I know that anger is bad. I know that it hurts me a thousand times more than it hurts the people or things that my anger is targeted towards. I know a life lived with minimal anger is a better life, a more peaceful, centered, joyful life. Up until now, I've been pretty slow to "rile" as we call it here in the South. I have a family tree full of Irish hot heads who didn't know when enough was enough and a family cemetery full of people who died much too young from heart attacks (our low stupidity tolerance is obviously genetic) so I'm willing to work on finding my chi, my zen, my nirvana so that I don't croak by the age of 40.

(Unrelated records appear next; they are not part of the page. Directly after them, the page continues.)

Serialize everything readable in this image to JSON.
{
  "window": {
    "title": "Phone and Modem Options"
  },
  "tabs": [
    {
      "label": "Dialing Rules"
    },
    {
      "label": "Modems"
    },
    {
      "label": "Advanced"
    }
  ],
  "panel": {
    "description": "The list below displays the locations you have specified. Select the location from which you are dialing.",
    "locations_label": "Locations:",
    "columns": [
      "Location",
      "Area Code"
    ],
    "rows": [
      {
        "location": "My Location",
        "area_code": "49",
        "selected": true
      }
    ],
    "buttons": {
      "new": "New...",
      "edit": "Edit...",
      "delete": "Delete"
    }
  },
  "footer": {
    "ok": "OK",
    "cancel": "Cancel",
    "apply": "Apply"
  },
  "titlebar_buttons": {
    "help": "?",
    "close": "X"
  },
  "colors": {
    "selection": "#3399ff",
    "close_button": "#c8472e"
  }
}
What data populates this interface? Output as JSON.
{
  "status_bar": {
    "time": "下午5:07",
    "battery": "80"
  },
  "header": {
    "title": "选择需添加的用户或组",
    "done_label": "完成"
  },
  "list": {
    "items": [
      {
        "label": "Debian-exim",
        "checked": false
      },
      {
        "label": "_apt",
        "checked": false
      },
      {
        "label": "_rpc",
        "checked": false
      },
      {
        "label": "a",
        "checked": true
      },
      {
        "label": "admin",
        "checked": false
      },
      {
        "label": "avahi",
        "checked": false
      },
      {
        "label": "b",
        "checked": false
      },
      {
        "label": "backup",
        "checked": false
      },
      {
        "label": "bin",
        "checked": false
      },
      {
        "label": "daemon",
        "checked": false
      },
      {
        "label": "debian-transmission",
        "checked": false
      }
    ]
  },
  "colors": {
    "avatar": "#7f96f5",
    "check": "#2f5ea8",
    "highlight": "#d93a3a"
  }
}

I vent. I steam. I froth at the mouth when I am passed on the median of the road by someone who is obviously running late for their daily douching (I'm sure you could call ahead, bitchy soccer mom, and they'll watch the extra 2 minutes you gain by passing me illegally). Or if someone gives their cashier at the grocery a hard time for not reading their mind and using the coupons they still have stuffed into their grubby, obviously "malnourished" palms.
Today I'm going to try get in touch with the calmer me, the me before I was poisoned by suburbia's "fast this" "hurry that" "drink the Koooool Aid Critty" "We secretly worship Satan" mentality.
Yoda said it best and since I'm a nerd for even referring to Yoda at all, I'll go the distance and actually quote him just to display how desperately geeky I am..."Fear is the path to the dark side. Fear leads to anger. Anger leads to hate. Hate leads to suffering."
You know, for a little green dude living in the a sewer swamp, he was pretty spot on.